CWRU student, poet Christopher Cannon on telling the stories of the dead


Matt Hooke, A&E Editor

Christopher Cannon’s first exposure to gang culture came at the age of 11 when he witnessed his brother’s gang initiation.

“I grew up in violence,” said Cannon. “Just constant, constant violence.”

Now, the 27-year-old fourth-year history and English major is working on a collection of poetry called “Death Dance.” His work aims to tell the stories of those who were unable to escape the gang violence that surrounded him growing up in East Cleveland and to speak for those who cannot speak for themselves.

“This project has transfigured into me telling the stories of people who I knew growing up, most of whom died in really senseless acts of violence, and giving them the chance to speak after death,” said Cannon.

Cannon plans to use “Death Dance” for his English capstone. The poems in the collection often shift between Cannon’s voice and the voice of people who Cannon grew up with. The work moves from precise descriptions of events in a singular person’s life and then changes to talk about a broader socio-cultural experience.

Cannon said he had an interest in literature from a young age and always did well in school.

He credits his dad for his love of reading. He exposed Cannon to books related to marginalized people, especially black people, that helped him gain an understanding of himself separate from the Eurocentric public school curriculum. Cannon said the ability to have pride in his black identity saved his life.

“I think it’s something I always came back to,” said Cannon. “My sense of self and sense of culture and pride in my ancestral heritage pushed me to go back to school.”

Cannon’s writing focused on social events that affected his family—things like riots, race relations, the prison-industrial complex and institutional racism—but rarely took a self reflective tone.

Once Cannon came to Case Western Reserve University, after transferring from Cuyahoga Community College, he gained enough distance from his past to reflect on his upbringing. He first began writing about his own experiences in professor Sarah Gridley’s poetry workshop last year.

Cannon’s ability to discuss immediate issues, while still using mythology, history and his imagination to create a great sense of depth structure, stuck out to Gridley. Gridley said Cannon responded well to comments from his fellow poets and learned how omission can be a great tool in a writer’s arsenal.

“His poems bring readers into a rich field of attention, soliciting participation, reflection and transformation,” said Gridley. “It is a joy to teach Chris because he is both deeply intellectual and resourcefully soulful. He ignites the ‘work’ in workshop.

Two of his poems, “Earl” and “Pa’ Unos Estudiantes en México / For some students in Mexico,” got published in the spring edition of the Case Reserve Review. “Earl” is an ode to a childhood friend who taught Cannon to value poetry and writing despite the poverty around him.

Earl became homeless when his father abandoned him to move away from Cleveland with his stepmother. The desperation of Earl’s situation caused him to get more involved in gang subculture according to Cannon.
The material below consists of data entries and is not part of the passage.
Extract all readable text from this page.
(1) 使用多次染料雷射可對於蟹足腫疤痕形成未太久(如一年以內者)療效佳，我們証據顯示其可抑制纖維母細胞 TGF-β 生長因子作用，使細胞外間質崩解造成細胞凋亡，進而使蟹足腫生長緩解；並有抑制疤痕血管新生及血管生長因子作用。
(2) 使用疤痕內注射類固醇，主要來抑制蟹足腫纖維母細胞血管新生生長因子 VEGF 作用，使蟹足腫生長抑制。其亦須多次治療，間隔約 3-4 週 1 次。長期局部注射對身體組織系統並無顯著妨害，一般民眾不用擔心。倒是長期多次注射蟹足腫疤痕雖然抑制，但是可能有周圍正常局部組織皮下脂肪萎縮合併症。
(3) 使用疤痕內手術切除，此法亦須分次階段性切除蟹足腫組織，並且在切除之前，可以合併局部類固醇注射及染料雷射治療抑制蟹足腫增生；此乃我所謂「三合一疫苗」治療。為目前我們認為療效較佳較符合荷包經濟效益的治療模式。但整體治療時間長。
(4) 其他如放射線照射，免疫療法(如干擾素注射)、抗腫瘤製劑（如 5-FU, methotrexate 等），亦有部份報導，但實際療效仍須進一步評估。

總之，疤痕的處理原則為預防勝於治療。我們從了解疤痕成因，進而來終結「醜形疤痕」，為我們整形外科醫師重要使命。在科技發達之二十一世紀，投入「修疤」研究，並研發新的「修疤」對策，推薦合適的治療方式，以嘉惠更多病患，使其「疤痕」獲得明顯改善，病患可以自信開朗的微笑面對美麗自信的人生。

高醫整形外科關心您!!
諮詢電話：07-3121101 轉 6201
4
Earl was killed after breaking into someone’s house.

“It’s me reconnecting with his spirit,” said Cannon. “One of the lines in it is ‘will you remember me when my body isn’t a body.’ Hopefully he’ll act as a guide for me when I transfer into the otherworld.”

Cannon himself was involved in gang activity and spent time in prison during 2012.

“When you grow up in the city the only thing you really have is your name and your identity,” said Cannon on why he joined a gang. “You don’t have any money to your name or social status. It’s all about your identity and how people respect you. I knew from the jump that I had to make people respect me. ”

Once Cannon moved away from his past, he made it his mission to ensure that the young people he grew up with did not make the same mistakes that he did.

“I knew they respected me and that they respected me for the wrong reasons,” said Cannon. “I wanted to make sure they had something in their lives. Half of them went on to go to college and half of them at least found a trade, but I made sure that they didn’t fall into the same pit I fell in to.”

Cannon hopes to be involved with humanitarian work after he graduates but said he would continue to create artistic work no matter what he does.  

“I always see myself creating. Producing art, producing poetry, producing visuals, doing performance art. And I think it will always be used as a platform to tell these stories of marginalized people, marginalized black people especially, on a more public stage and breaking into stages where these stories aren’t seen and aren’t heard,” he said.